In terms of sustainability, windows are often overlooked. They can serve as crucial, constant heat escape zones in many regions of the world. However, this can often depend on the climate of the country, its glazing, and what materials are used. It’s important to consider whether they will be worth the cost.

In the UK, wooden double glazed sash windows cost more than standard uPVC casement windows (the cheapest sustainable material) but also make a return on investment in the savings on heating and the extra lifespan of the material. Consequently, the climate can make both the design and the choice of material worth it. The winters can be harsh and snowy in the UK, which is less likely to be the case in Cyprus.

So, is there still value in certain types of windows for both consumers and the environment?

What are sustainable windows?

Sustainability is a buzzword that’s thrown out a lot, so it’s important to clarify it, especially for people who don’t know how an item such as a window can play a role. Sustainable windows are often made of materials that are eco-friendly and prioritise energy efficiency at home by keeping in the heat or cold and minimising your air conditioning usage.

In effect, they aren’t just better for the environment, they are also better for your energy bills. They can seal up heat or cold escape zones and thus decrease the strain on your heating or cooling system by preventing air diffusion. In doing so, they can also decrease the strain on the energy grid, making them more environmentally friendly.

Another factor that adds to sustainability is the recyclability of the materials that make up the frame. Some materials have limited recyclability while others are infinitely recyclable as long as they are in a decent condition. One thing worth noting is that not all window panes are recyclable since most use very different types of glass.

Testing glazing in Cyprus

Researchers at Aswan University examined the impact of various types of window glazing, window orientations, and Window to Wall Ratios (WWR) in a typical office room located in Aswan, Egypt (which has a similar climate to Cyprus).

The findings indicated that a setup with a nanogel layer embedded between two argon layers and two single transparent glazing layers, with a WWR of 10%, substantially lowered the annual energy consumption across all directions (North, West, South, and East), with savings of 3.66%, 12.71%, 6.51%, and 4.18%, respectively.

Compared to a standard single clear glass layer (3 mm), these resulted in better thermal efficiency and cold capture.

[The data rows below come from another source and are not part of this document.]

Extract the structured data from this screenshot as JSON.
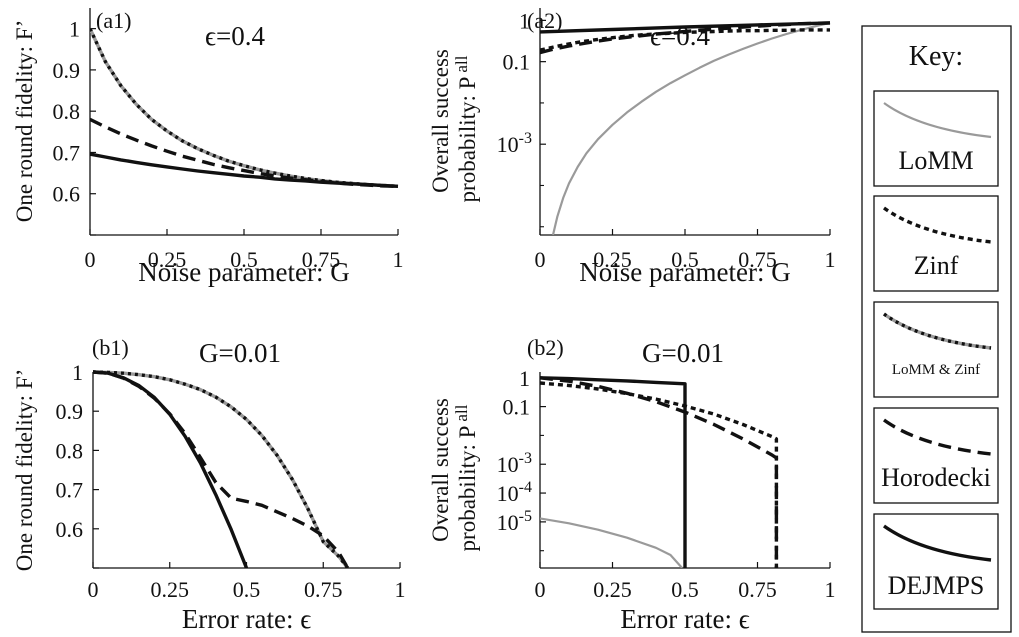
{
  "chart_data": [
    {
      "type": "line",
      "panel": "(a1)",
      "title": "ϵ=0.4",
      "xlabel": "Noise parameter: G",
      "ylabel": "One round fidelity: F’",
      "xlim": [
        0,
        1
      ],
      "ylim": [
        0.5,
        1.05
      ],
      "yscale": "linear",
      "xticks": [
        0,
        0.25,
        0.5,
        0.75,
        1
      ],
      "yticks": [
        0.6,
        0.7,
        0.8,
        0.9,
        1
      ],
      "xtick_labels": [
        "0",
        "0.25",
        "0.5",
        "0.75",
        "1"
      ],
      "ytick_labels": [
        "0.6",
        "0.7",
        "0.8",
        "0.9",
        "1"
      ],
      "series": [
        {
          "name": "LoMM & Zinf",
          "style": "lomm_zinf",
          "x": [
            0,
            0.05,
            0.1,
            0.15,
            0.2,
            0.25,
            0.3,
            0.35,
            0.4,
            0.45,
            0.5,
            0.55,
            0.6,
            0.65,
            0.7,
            0.75,
            0.8,
            0.85,
            0.9,
            0.95,
            1
          ],
          "y": [
            1.0,
            0.92,
            0.862,
            0.817,
            0.78,
            0.752,
            0.728,
            0.709,
            0.693,
            0.679,
            0.668,
            0.658,
            0.65,
            0.643,
            0.637,
            0.632,
            0.628,
            0.625,
            0.622,
            0.62,
            0.618
          ]
        },
        {
          "name": "Horodecki",
          "style": "horodecki",
          "x": [
            0,
            0.05,
            0.1,
            0.15,
            0.2,
            0.25,
            0.3,
            0.35,
            0.4,
            0.45,
            0.5,
            0.55,
            0.6,
            0.65,
            0.7,
            0.75,
            0.8,
            0.85,
            0.9,
            0.95,
            1
          ],
          "y": [
            0.78,
            0.762,
            0.745,
            0.73,
            0.716,
            0.703,
            0.691,
            0.681,
            0.671,
            0.663,
            0.656,
            0.649,
            0.643,
            0.638,
            0.634,
            0.63,
            0.626,
            0.623,
            0.621,
            0.619,
            0.618
          ]
        },
        {
          "name": "DEJMPS",
          "style": "dejmps",
          "x": [
            0,
            0.05,
            0.1,
            0.15,
            0.2,
            0.25,
            0.3,
            0.35,
            0.4,
            0.45,
            0.5,
            0.55,
            0.6,
            0.65,
            0.7,
            0.75,
            0.8,
            0.85,
            0.9,
            0.95,
            1
          ],
          "y": [
            0.696,
            0.689,
            0.682,
            0.676,
            0.67,
            0.665,
            0.66,
            0.655,
            0.651,
            0.647,
            0.643,
            0.64,
            0.636,
            0.633,
            0.631,
            0.628,
            0.626,
            0.624,
            0.622,
            0.62,
            0.618
          ]
        }
      ]
    },
    {
      "type": "line",
      "panel": "(a2)",
      "title": "ϵ=0.4",
      "xlabel": "Noise parameter: G",
      "ylabel": "Overall success probability: P",
      "ylabel_sup": "all",
      "xlim": [
        0,
        1
      ],
      "ylim": [
        -5.2,
        0.3
      ],
      "yscale": "log10",
      "xticks": [
        0,
        0.25,
        0.5,
        0.75,
        1
      ],
      "yticks": [
        0,
        -1,
        -3
      ],
      "xtick_labels": [
        "0",
        "0.25",
        "0.5",
        "0.75",
        "1"
      ],
      "ytick_labels": [
        "1",
        "0.1",
        "10",
        "-3"
      ],
      "series": [
        {
          "name": "LoMM",
          "style": "lomm",
          "x": [
            0.045,
            0.06,
            0.08,
            0.1,
            0.13,
            0.16,
            0.2,
            0.25,
            0.3,
            0.35,
            0.4,
            0.45,
            0.5,
            0.55,
            0.6,
            0.65,
            0.7,
            0.75,
            0.8,
            0.85,
            0.9,
            0.95,
            1
          ],
          "y": [
            -5.2,
            -4.75,
            -4.3,
            -3.95,
            -3.55,
            -3.22,
            -2.88,
            -2.53,
            -2.23,
            -1.97,
            -1.73,
            -1.52,
            -1.33,
            -1.15,
            -0.98,
            -0.83,
            -0.69,
            -0.56,
            -0.44,
            -0.33,
            -0.23,
            -0.14,
            -0.06
          ]
        },
        {
          "name": "Zinf",
          "style": "zinf",
          "x": [
            0,
            0.05,
            0.1,
            0.15,
            0.2,
            0.25,
            0.3,
            0.35,
            0.4,
            0.45,
            0.5,
            0.55,
            0.6,
            0.65,
            0.7,
            0.75,
            0.8,
            0.85,
            0.9,
            0.95,
            1
          ],
          "y": [
            -0.72,
            -0.64,
            -0.57,
            -0.51,
            -0.46,
            -0.42,
            -0.38,
            -0.35,
            -0.33,
            -0.31,
            -0.29,
            -0.28,
            -0.27,
            -0.26,
            -0.25,
            -0.25,
            -0.24,
            -0.24,
            -0.23,
            -0.23,
            -0.23
          ]
        },
        {
          "name": "Horodecki",
          "style": "horodecki",
          "x": [
            0,
            0.05,
            0.1,
            0.15,
            0.2,
            0.25,
            0.3,
            0.35,
            0.4,
            0.45,
            0.5,
            0.55,
            0.6,
            0.65,
            0.7,
            0.75,
            0.8,
            0.85,
            0.9,
            0.95,
            1
          ],
          "y": [
            -0.78,
            -0.69,
            -0.62,
            -0.56,
            -0.5,
            -0.45,
            -0.41,
            -0.37,
            -0.33,
            -0.3,
            -0.27,
            -0.24,
            -0.21,
            -0.19,
            -0.16,
            -0.14,
            -0.12,
            -0.1,
            -0.08,
            -0.07,
            -0.06
          ]
        },
        {
          "name": "DEJMPS",
          "style": "dejmps",
          "x": [
            0,
            0.25,
            0.5,
            0.75,
            1
          ],
          "y": [
            -0.28,
            -0.22,
            -0.16,
            -0.11,
            -0.06
          ]
        }
      ]
    },
    {
      "type": "line",
      "panel": "(b1)",
      "title": "G=0.01",
      "xlabel": "Error rate: ϵ",
      "ylabel": "One round fidelity: F’",
      "xlim": [
        0,
        1
      ],
      "ylim": [
        0.5,
        1.0
      ],
      "yscale": "linear",
      "xticks": [
        0,
        0.25,
        0.5,
        0.75,
        1
      ],
      "yticks": [
        0.6,
        0.7,
        0.8,
        0.9,
        1
      ],
      "xtick_labels": [
        "0",
        "0.25",
        "0.5",
        "0.75",
        "1"
      ],
      "ytick_labels": [
        "0.6",
        "0.7",
        "0.8",
        "0.9",
        "1"
      ],
      "series": [
        {
          "name": "LoMM & Zinf",
          "style": "lomm_zinf",
          "x": [
            0,
            0.05,
            0.1,
            0.15,
            0.2,
            0.25,
            0.3,
            0.35,
            0.4,
            0.45,
            0.5,
            0.55,
            0.6,
            0.65,
            0.7,
            0.75,
            0.8,
            0.83
          ],
          "y": [
            1.0,
            0.999,
            0.997,
            0.993,
            0.988,
            0.98,
            0.969,
            0.955,
            0.936,
            0.911,
            0.879,
            0.838,
            0.787,
            0.725,
            0.651,
            0.567,
            0.53,
            0.5
          ]
        },
        {
          "name": "Horodecki",
          "style": "horodecki",
          "x": [
            0,
            0.05,
            0.1,
            0.15,
            0.2,
            0.25,
            0.3,
            0.35,
            0.4,
            0.45,
            0.5,
            0.55,
            0.6,
            0.65,
            0.7,
            0.75,
            0.8,
            0.83
          ],
          "y": [
            1.0,
            0.997,
            0.984,
            0.963,
            0.933,
            0.893,
            0.843,
            0.782,
            0.718,
            0.678,
            0.67,
            0.66,
            0.643,
            0.626,
            0.607,
            0.582,
            0.54,
            0.5
          ]
        },
        {
          "name": "DEJMPS",
          "style": "dejmps",
          "x": [
            0,
            0.05,
            0.1,
            0.15,
            0.2,
            0.25,
            0.3,
            0.35,
            0.4,
            0.45,
            0.5
          ],
          "y": [
            1.0,
            0.997,
            0.985,
            0.965,
            0.935,
            0.892,
            0.836,
            0.768,
            0.687,
            0.598,
            0.5
          ]
        }
      ]
    },
    {
      "type": "line",
      "panel": "(b2)",
      "title": "G=0.01",
      "xlabel": "Error rate: ϵ",
      "ylabel": "Overall success probability: P",
      "ylabel_sup": "all",
      "xlim": [
        0,
        1
      ],
      "ylim": [
        -6.6,
        0.2
      ],
      "yscale": "log10",
      "xticks": [
        0,
        0.25,
        0.5,
        0.75,
        1
      ],
      "yticks": [
        0,
        -1,
        -3,
        -4,
        -5
      ],
      "xtick_labels": [
        "0",
        "0.25",
        "0.5",
        "0.75",
        "1"
      ],
      "ytick_labels": [
        "1",
        "0.1",
        "10",
        "-3",
        "10",
        "-4",
        "10",
        "-5"
      ],
      "series": [
        {
          "name": "LoMM",
          "style": "lomm",
          "x": [
            0,
            0.1,
            0.2,
            0.3,
            0.4,
            0.45,
            0.49
          ],
          "y": [
            -4.88,
            -5.05,
            -5.27,
            -5.55,
            -5.9,
            -6.15,
            -6.6
          ]
        },
        {
          "name": "Zinf",
          "style": "zinf",
          "x": [
            0,
            0.1,
            0.2,
            0.3,
            0.4,
            0.5,
            0.6,
            0.7,
            0.8,
            0.815,
            0.815
          ],
          "y": [
            -0.18,
            -0.27,
            -0.39,
            -0.55,
            -0.74,
            -0.98,
            -1.26,
            -1.62,
            -2.04,
            -2.12,
            -6.6
          ]
        },
        {
          "name": "Horodecki",
          "style": "horodecki",
          "x": [
            0,
            0.1,
            0.2,
            0.3,
            0.4,
            0.5,
            0.6,
            0.7,
            0.8,
            0.815,
            0.815
          ],
          "y": [
            0.0,
            -0.12,
            -0.3,
            -0.54,
            -0.83,
            -1.19,
            -1.62,
            -2.12,
            -2.68,
            -2.78,
            -6.6
          ]
        },
        {
          "name": "DEJMPS",
          "style": "dejmps",
          "x": [
            0,
            0.1,
            0.2,
            0.3,
            0.4,
            0.5,
            0.5
          ],
          "y": [
            0.0,
            -0.03,
            -0.07,
            -0.11,
            -0.16,
            -0.21,
            -6.6
          ]
        }
      ]
    }
  ],
  "key": {
    "title": "Key:",
    "entries": [
      {
        "label": "LoMM",
        "style": "lomm"
      },
      {
        "label": "Zinf",
        "style": "zinf"
      },
      {
        "label": "LoMM & Zinf",
        "style": "lomm_zinf"
      },
      {
        "label": "Horodecki",
        "style": "horodecki"
      },
      {
        "label": "DEJMPS",
        "style": "dejmps"
      }
    ]
  },
  "styles": {
    "lomm": {
      "color": "#9a9a9a",
      "dash": ""
    },
    "zinf": {
      "color": "#111111",
      "dash": "5,4"
    },
    "lomm_zinf": {
      "color": "#9a9a9a",
      "dash": "",
      "overlay_color": "#111111",
      "overlay_dash": "3,4"
    },
    "horodecki": {
      "color": "#111111",
      "dash": "13,7"
    },
    "dejmps": {
      "color": "#111111",
      "dash": ""
    }
  }
}
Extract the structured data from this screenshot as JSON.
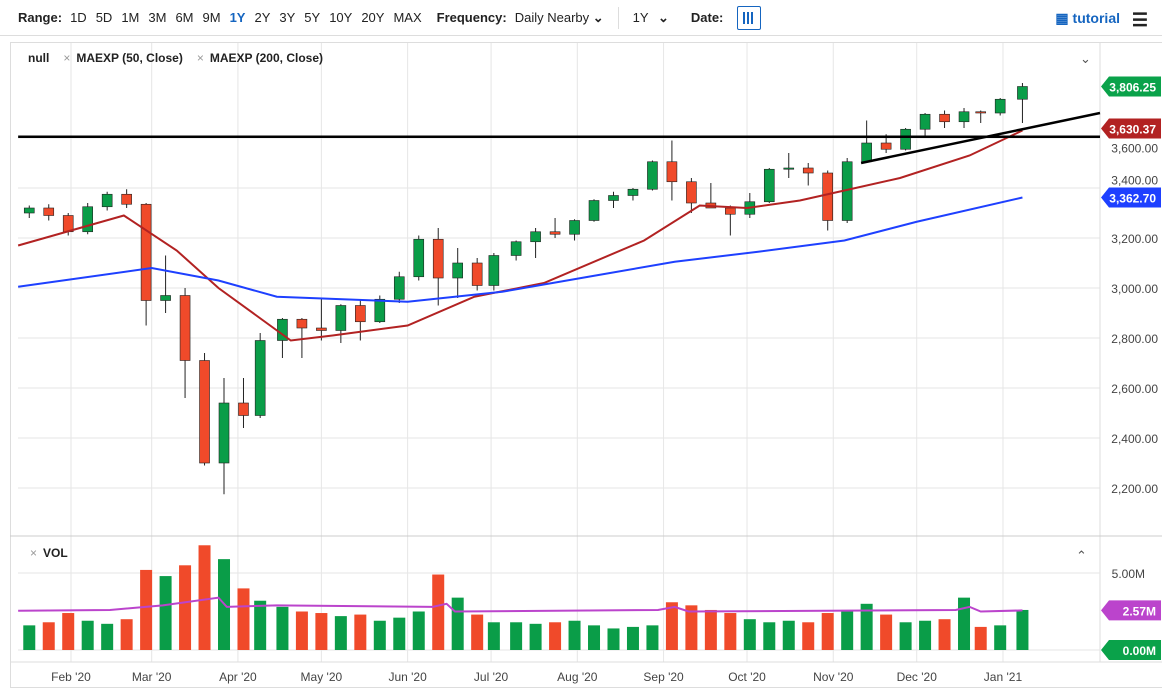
{
  "toolbar": {
    "range_label": "Range:",
    "ranges": [
      "1D",
      "5D",
      "1M",
      "3M",
      "6M",
      "9M",
      "1Y",
      "2Y",
      "3Y",
      "5Y",
      "10Y",
      "20Y",
      "MAX"
    ],
    "active_range": "1Y",
    "frequency_label": "Frequency:",
    "frequency_value": "Daily Nearby",
    "period_value": "1Y",
    "date_label": "Date:",
    "tutorial_label": "tutorial"
  },
  "legend": {
    "symbol": "null",
    "studies": [
      "MAEXP (50, Close)",
      "MAEXP (200, Close)"
    ]
  },
  "volume_panel": {
    "label": "VOL"
  },
  "colors": {
    "up": "#0a9d48",
    "down": "#f04a2a",
    "ma50": "#b22222",
    "ma200": "#1e40ff",
    "vol_ma": "#bb44cc",
    "last_price": "#0aa24a"
  },
  "chart_data": {
    "type": "candlestick",
    "y_ticks": [
      "2,200.00",
      "2,400.00",
      "2,600.00",
      "2,800.00",
      "3,000.00",
      "3,200.00",
      "3,400.00",
      "3,600.00"
    ],
    "ylim": [
      2080,
      3880
    ],
    "vol_ticks": [
      "0.00M",
      "5.00M"
    ],
    "vol_ylim": [
      0,
      7.2
    ],
    "x_ticks": [
      [
        "2020-02-01",
        "Feb '20"
      ],
      [
        "2020-03-01",
        "Mar '20"
      ],
      [
        "2020-04-01",
        "Apr '20"
      ],
      [
        "2020-05-01",
        "May '20"
      ],
      [
        "2020-06-01",
        "Jun '20"
      ],
      [
        "2020-07-01",
        "Jul '20"
      ],
      [
        "2020-08-01",
        "Aug '20"
      ],
      [
        "2020-09-01",
        "Sep '20"
      ],
      [
        "2020-10-01",
        "Oct '20"
      ],
      [
        "2020-11-01",
        "Nov '20"
      ],
      [
        "2020-12-01",
        "Dec '20"
      ],
      [
        "2021-01-01",
        "Jan '21"
      ]
    ],
    "xlim": [
      "2020-01-13",
      "2021-01-29"
    ],
    "last_labels": {
      "close": "3,806.25",
      "ma50": "3,630.37",
      "ma200": "3,362.70",
      "vol_ma": "2.57M",
      "vol_zero": "0.00M"
    },
    "ohlcv": [
      [
        "2020-01-17",
        3300,
        3330,
        3280,
        3320,
        1.6
      ],
      [
        "2020-01-24",
        3320,
        3335,
        3270,
        3290,
        1.8
      ],
      [
        "2020-01-31",
        3290,
        3300,
        3210,
        3225,
        2.4
      ],
      [
        "2020-02-07",
        3225,
        3340,
        3215,
        3325,
        1.9
      ],
      [
        "2020-02-14",
        3325,
        3385,
        3310,
        3375,
        1.7
      ],
      [
        "2020-02-21",
        3375,
        3395,
        3320,
        3335,
        2.0
      ],
      [
        "2020-02-28",
        3335,
        3340,
        2850,
        2950,
        5.2
      ],
      [
        "2020-03-06",
        2950,
        3130,
        2900,
        2970,
        4.8
      ],
      [
        "2020-03-13",
        2970,
        3000,
        2560,
        2710,
        5.5
      ],
      [
        "2020-03-20",
        2710,
        2740,
        2290,
        2300,
        6.8
      ],
      [
        "2020-03-27",
        2300,
        2640,
        2175,
        2540,
        5.9
      ],
      [
        "2020-04-03",
        2540,
        2640,
        2440,
        2490,
        4.0
      ],
      [
        "2020-04-09",
        2490,
        2820,
        2480,
        2790,
        3.2
      ],
      [
        "2020-04-17",
        2790,
        2880,
        2720,
        2875,
        2.8
      ],
      [
        "2020-04-24",
        2875,
        2880,
        2720,
        2840,
        2.5
      ],
      [
        "2020-05-01",
        2840,
        2960,
        2790,
        2830,
        2.4
      ],
      [
        "2020-05-08",
        2830,
        2935,
        2780,
        2930,
        2.2
      ],
      [
        "2020-05-15",
        2930,
        2950,
        2790,
        2865,
        2.3
      ],
      [
        "2020-05-22",
        2865,
        2970,
        2860,
        2955,
        1.9
      ],
      [
        "2020-05-29",
        2955,
        3065,
        2940,
        3045,
        2.1
      ],
      [
        "2020-06-05",
        3045,
        3210,
        3030,
        3195,
        2.5
      ],
      [
        "2020-06-12",
        3195,
        3240,
        2930,
        3040,
        4.9
      ],
      [
        "2020-06-19",
        3040,
        3160,
        2960,
        3100,
        3.4
      ],
      [
        "2020-06-26",
        3100,
        3120,
        2990,
        3010,
        2.3
      ],
      [
        "2020-07-02",
        3010,
        3140,
        2990,
        3130,
        1.8
      ],
      [
        "2020-07-10",
        3130,
        3190,
        3110,
        3185,
        1.8
      ],
      [
        "2020-07-17",
        3185,
        3240,
        3120,
        3225,
        1.7
      ],
      [
        "2020-07-24",
        3225,
        3280,
        3200,
        3215,
        1.8
      ],
      [
        "2020-07-31",
        3215,
        3275,
        3190,
        3270,
        1.9
      ],
      [
        "2020-08-07",
        3270,
        3355,
        3265,
        3350,
        1.6
      ],
      [
        "2020-08-14",
        3350,
        3385,
        3320,
        3370,
        1.4
      ],
      [
        "2020-08-21",
        3370,
        3400,
        3350,
        3395,
        1.5
      ],
      [
        "2020-08-28",
        3395,
        3510,
        3390,
        3505,
        1.6
      ],
      [
        "2020-09-04",
        3505,
        3590,
        3350,
        3425,
        3.1
      ],
      [
        "2020-09-11",
        3425,
        3440,
        3300,
        3340,
        2.9
      ],
      [
        "2020-09-18",
        3340,
        3420,
        3320,
        3320,
        2.6
      ],
      [
        "2020-09-25",
        3320,
        3330,
        3210,
        3295,
        2.4
      ],
      [
        "2020-10-02",
        3295,
        3380,
        3280,
        3345,
        2.0
      ],
      [
        "2020-10-09",
        3345,
        3480,
        3340,
        3475,
        1.8
      ],
      [
        "2020-10-16",
        3475,
        3540,
        3440,
        3480,
        1.9
      ],
      [
        "2020-10-23",
        3480,
        3500,
        3410,
        3460,
        1.8
      ],
      [
        "2020-10-30",
        3460,
        3470,
        3230,
        3270,
        2.4
      ],
      [
        "2020-11-06",
        3270,
        3520,
        3260,
        3505,
        2.6
      ],
      [
        "2020-11-13",
        3505,
        3670,
        3500,
        3580,
        3.0
      ],
      [
        "2020-11-20",
        3580,
        3615,
        3540,
        3555,
        2.3
      ],
      [
        "2020-11-27",
        3555,
        3640,
        3550,
        3635,
        1.8
      ],
      [
        "2020-12-04",
        3635,
        3700,
        3600,
        3695,
        1.9
      ],
      [
        "2020-12-11",
        3695,
        3710,
        3640,
        3665,
        2.0
      ],
      [
        "2020-12-18",
        3665,
        3720,
        3640,
        3705,
        3.4
      ],
      [
        "2020-12-24",
        3705,
        3710,
        3660,
        3700,
        1.5
      ],
      [
        "2020-12-31",
        3700,
        3760,
        3690,
        3755,
        1.6
      ],
      [
        "2021-01-08",
        3755,
        3820,
        3660,
        3806,
        2.6
      ]
    ],
    "ma50": [
      [
        "2020-01-13",
        3170
      ],
      [
        "2020-02-20",
        3290
      ],
      [
        "2020-03-10",
        3150
      ],
      [
        "2020-03-25",
        3000
      ],
      [
        "2020-04-20",
        2790
      ],
      [
        "2020-05-05",
        2810
      ],
      [
        "2020-06-01",
        2850
      ],
      [
        "2020-06-25",
        2965
      ],
      [
        "2020-07-20",
        3020
      ],
      [
        "2020-08-25",
        3190
      ],
      [
        "2020-09-14",
        3330
      ],
      [
        "2020-10-01",
        3320
      ],
      [
        "2020-10-20",
        3350
      ],
      [
        "2020-11-05",
        3390
      ],
      [
        "2020-11-25",
        3440
      ],
      [
        "2020-12-20",
        3530
      ],
      [
        "2021-01-08",
        3630
      ]
    ],
    "ma200": [
      [
        "2020-01-13",
        3005
      ],
      [
        "2020-03-01",
        3080
      ],
      [
        "2020-03-25",
        3030
      ],
      [
        "2020-04-15",
        2965
      ],
      [
        "2020-06-01",
        2945
      ],
      [
        "2020-07-05",
        2985
      ],
      [
        "2020-08-05",
        3045
      ],
      [
        "2020-09-05",
        3105
      ],
      [
        "2020-10-05",
        3145
      ],
      [
        "2020-11-05",
        3190
      ],
      [
        "2020-12-01",
        3265
      ],
      [
        "2021-01-08",
        3362
      ]
    ],
    "vol_ma": [
      [
        "2020-01-13",
        2.55
      ],
      [
        "2020-02-15",
        2.6
      ],
      [
        "2020-03-05",
        2.9
      ],
      [
        "2020-03-25",
        3.4
      ],
      [
        "2020-03-28",
        2.8
      ],
      [
        "2020-04-15",
        2.9
      ],
      [
        "2020-06-10",
        2.8
      ],
      [
        "2020-06-15",
        3.0
      ],
      [
        "2020-06-18",
        2.5
      ],
      [
        "2020-08-30",
        2.6
      ],
      [
        "2020-09-05",
        2.8
      ],
      [
        "2020-09-10",
        2.5
      ],
      [
        "2020-12-15",
        2.6
      ],
      [
        "2020-12-20",
        2.8
      ],
      [
        "2020-12-24",
        2.5
      ],
      [
        "2021-01-08",
        2.57
      ]
    ],
    "trendlines": [
      {
        "from": [
          "2020-01-13",
          3605
        ],
        "to": [
          "2021-01-29",
          3605
        ]
      },
      {
        "from": [
          "2020-11-11",
          3500
        ],
        "to": [
          "2021-01-29",
          3700
        ]
      }
    ]
  }
}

Additionally, the study found that the energy efficiency of using a nanogel layer with a WWR of 20% is roughly equivalent to that with a WWR of 10%. The configuration using the nanogel layer was the most effective.

Electrochromic glass has also been shown to improve energy efficiency and the flow of light. Both of these options greatly reduce costs from multiple sides. Smart glazing and tinted glass were both good additions to the office buildings simulated in both studies, creating better energy efficiency and saving on costs.

Keep in mind that office buildings often have 100s of windows. If each one can prevent temperature changes by a small percentage it can lead to incredible cumulative savings. This also indicates that there are benefits to double glazing within the region.

Which materials work best?

Let’s examine which materials are the best in Cyprus based on the metrics above.

Wooden windows are by far the best in terms of home heating and recyclability, but their material sustainability can vary. The highest sustainability comes from soft woods since they grow faster but they have a slightly shorter lifespan because they are comparatively brittle. Wooden windows might be less feasible at scale because of the cost per unit.

Aluminium windows are another contender that have great thermal efficiency. While aluminium was not always considered a good option, the invention of thermal breaks made them far more suitable for sustainable operations. They are highly recyclable and, unlike wood, require a lot less maintenance. While wood can require polishing and treating against pests, aluminium windows are often treated against environmental hazards and other such issues in the manufacturing stage.

Additional benefits

Aside from the sustainability and energy savings they can provide, the windows listed can have some additional benefits. Materials like wood can often outlast most other materials (they can last up to 75 years if well-maintained) and provide better noise reduction as well.

Similarly, materials like aluminium can be strong even at low volumes. This allows for stylish designs with wide windows that allow for great lighting due to the slim frames that provide extra space for glass. This can save a lot in terms of annual lighting costs as well.

In conclusion, more sustainable windows can be a good addition to your home or office under the right conditions. In hotter regions where the cold needs to be kept in, they can mitigate your air conditioning costs. They may cost more than non-sustainable materials but they could be useful in providing better financial maintenance in the long run.